Here are some promising results of IDG’s recent State of the CIO survey:
- 66% of CIOs have strengthened their relationships with CEOs as a result of the pandemic.
- 82% say they have implemented new technologies and IT strategies due to the pandemic.
- 96% of CIOs say their role is expanding beyond IT responsibilities.
With this new degree of influence, CIOs have a profound opportunity to shift perspectives across the C-suite. But if they revert back to asking for a higher budget for reactive IT solutions, their newly improved relationships with executives will quickly return to the status quo.
With a proactive approach, CIOs have more power than ever to drive business strategy.
Changing perspectives means shifting to a fully transparent, proactive IT workforce.
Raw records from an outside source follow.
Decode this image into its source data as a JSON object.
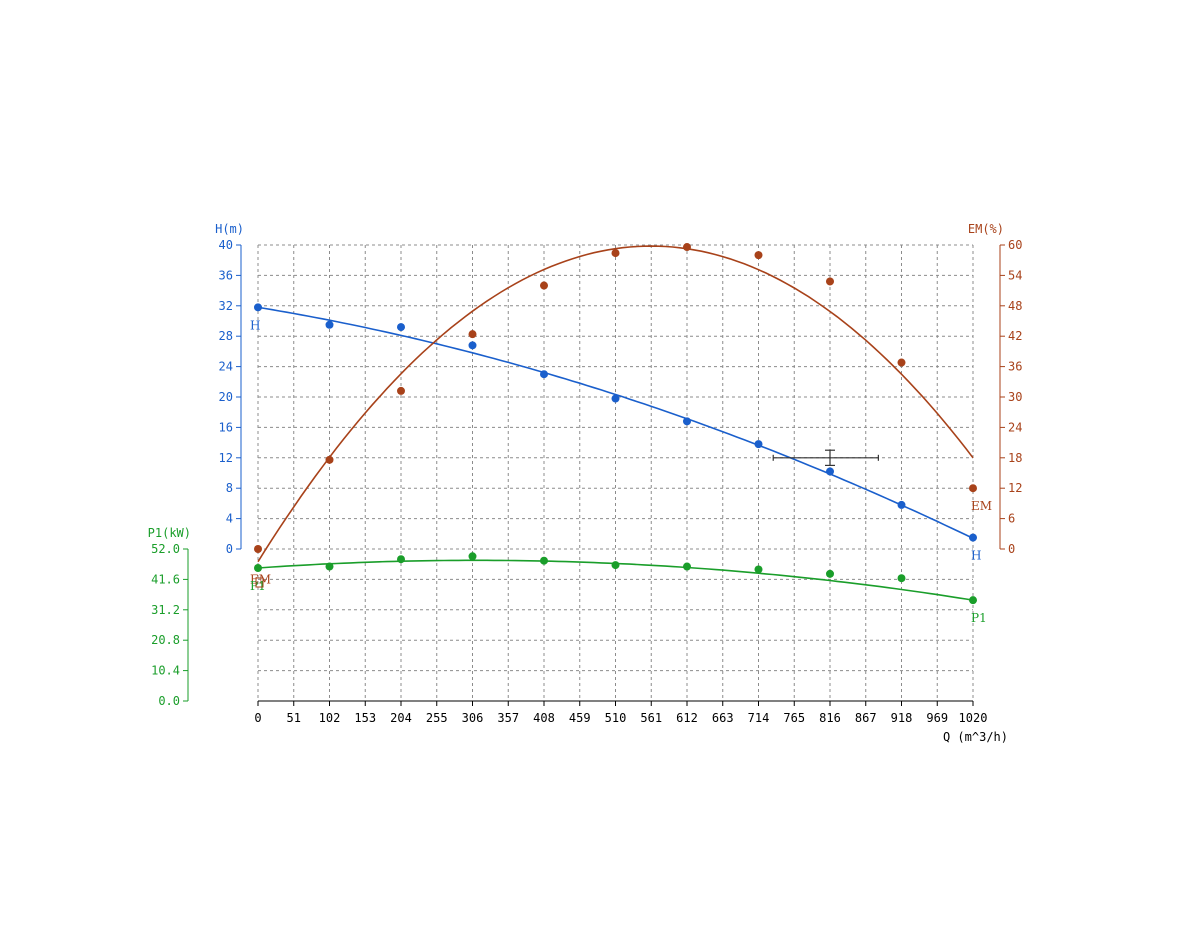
{
  "chart_data": {
    "type": "line",
    "x_axis": {
      "label": "Q (m^3/h)",
      "range": [
        0,
        1020
      ],
      "ticks": [
        "0",
        "51",
        "102",
        "153",
        "204",
        "255",
        "306",
        "357",
        "408",
        "459",
        "510",
        "561",
        "612",
        "663",
        "714",
        "765",
        "816",
        "867",
        "918",
        "969",
        "1020"
      ],
      "color": "#000000"
    },
    "y_axes": [
      {
        "id": "H",
        "label": "H(m)",
        "side": "left",
        "range": [
          0,
          40
        ],
        "color": "#1a5fcc",
        "ticks": [
          "0",
          "4",
          "8",
          "12",
          "16",
          "20",
          "24",
          "28",
          "32",
          "36",
          "40"
        ]
      },
      {
        "id": "EM",
        "label": "EM(%)",
        "side": "right",
        "range": [
          0,
          60
        ],
        "color": "#a8421a",
        "ticks": [
          "0",
          "6",
          "12",
          "18",
          "24",
          "30",
          "36",
          "42",
          "48",
          "54",
          "60"
        ]
      },
      {
        "id": "P1",
        "label": "P1(kW)",
        "side": "left",
        "range": [
          0,
          52
        ],
        "color": "#1a9e2a",
        "ticks": [
          "0.0",
          "10.4",
          "20.8",
          "31.2",
          "41.6",
          "52.0"
        ]
      }
    ],
    "grid": true,
    "series": [
      {
        "name": "H",
        "axis": "H",
        "color": "#1a5fcc",
        "label_start": "H",
        "label_end": "H",
        "points": [
          [
            0,
            31.8
          ],
          [
            102,
            29.5
          ],
          [
            204,
            29.2
          ],
          [
            306,
            26.8
          ],
          [
            408,
            23.0
          ],
          [
            510,
            19.8
          ],
          [
            612,
            16.8
          ],
          [
            714,
            13.8
          ],
          [
            816,
            10.2
          ],
          [
            918,
            5.8
          ],
          [
            1020,
            1.5
          ]
        ],
        "curve_start": 31.8,
        "curve_end": 1.4
      },
      {
        "name": "EM",
        "axis": "EM",
        "color": "#a8421a",
        "label_start": "EM",
        "label_end": "EM",
        "points": [
          [
            0,
            0
          ],
          [
            102,
            17.6
          ],
          [
            204,
            31.2
          ],
          [
            306,
            42.4
          ],
          [
            408,
            52.0
          ],
          [
            510,
            58.4
          ],
          [
            612,
            59.6
          ],
          [
            714,
            58.0
          ],
          [
            816,
            52.8
          ],
          [
            918,
            36.8
          ],
          [
            1020,
            12.0
          ]
        ],
        "curve_start": -2.5,
        "curve_end": 18.0
      },
      {
        "name": "P1",
        "axis": "P1",
        "color": "#1a9e2a",
        "label_start": "P1",
        "label_end": "P1",
        "points": [
          [
            0,
            45.5
          ],
          [
            102,
            46.0
          ],
          [
            204,
            48.5
          ],
          [
            306,
            49.5
          ],
          [
            408,
            48.0
          ],
          [
            510,
            46.5
          ],
          [
            612,
            46.0
          ],
          [
            714,
            45.0
          ],
          [
            816,
            43.5
          ],
          [
            918,
            42.0
          ],
          [
            1020,
            34.5
          ]
        ],
        "curve_start": 45.5,
        "curve_end": 34.5
      }
    ],
    "annotation": {
      "type": "error-bar",
      "x": 816,
      "y_axis": "H",
      "y": 12,
      "x_range": [
        735,
        885
      ],
      "y_range": [
        11.0,
        13.0
      ],
      "color": "#333333"
    }
  }
}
It’s not just about adopting a new tool; it’s a transformation of an IT department’s entire approach to service and employee experience.
Such a complex investment starts at the top, with the executive team. Only with their sign-off and commitment can an IT department begin its path of transformation towards a long-term, proactive strategy.
With the attention of the C-suite, CIOs are now poised to get that sign-off. To convince executives that IT investment can improve business performance, it’s critical to demonstrate actionable benefits – such as reduced user downtime, fewer incidents, and higher employee productivity – that are only possible when IT departments embrace a proactive mindset.
IT no longer has to wear the stigma of “cost center” – but it’s up to the CIO to make that case.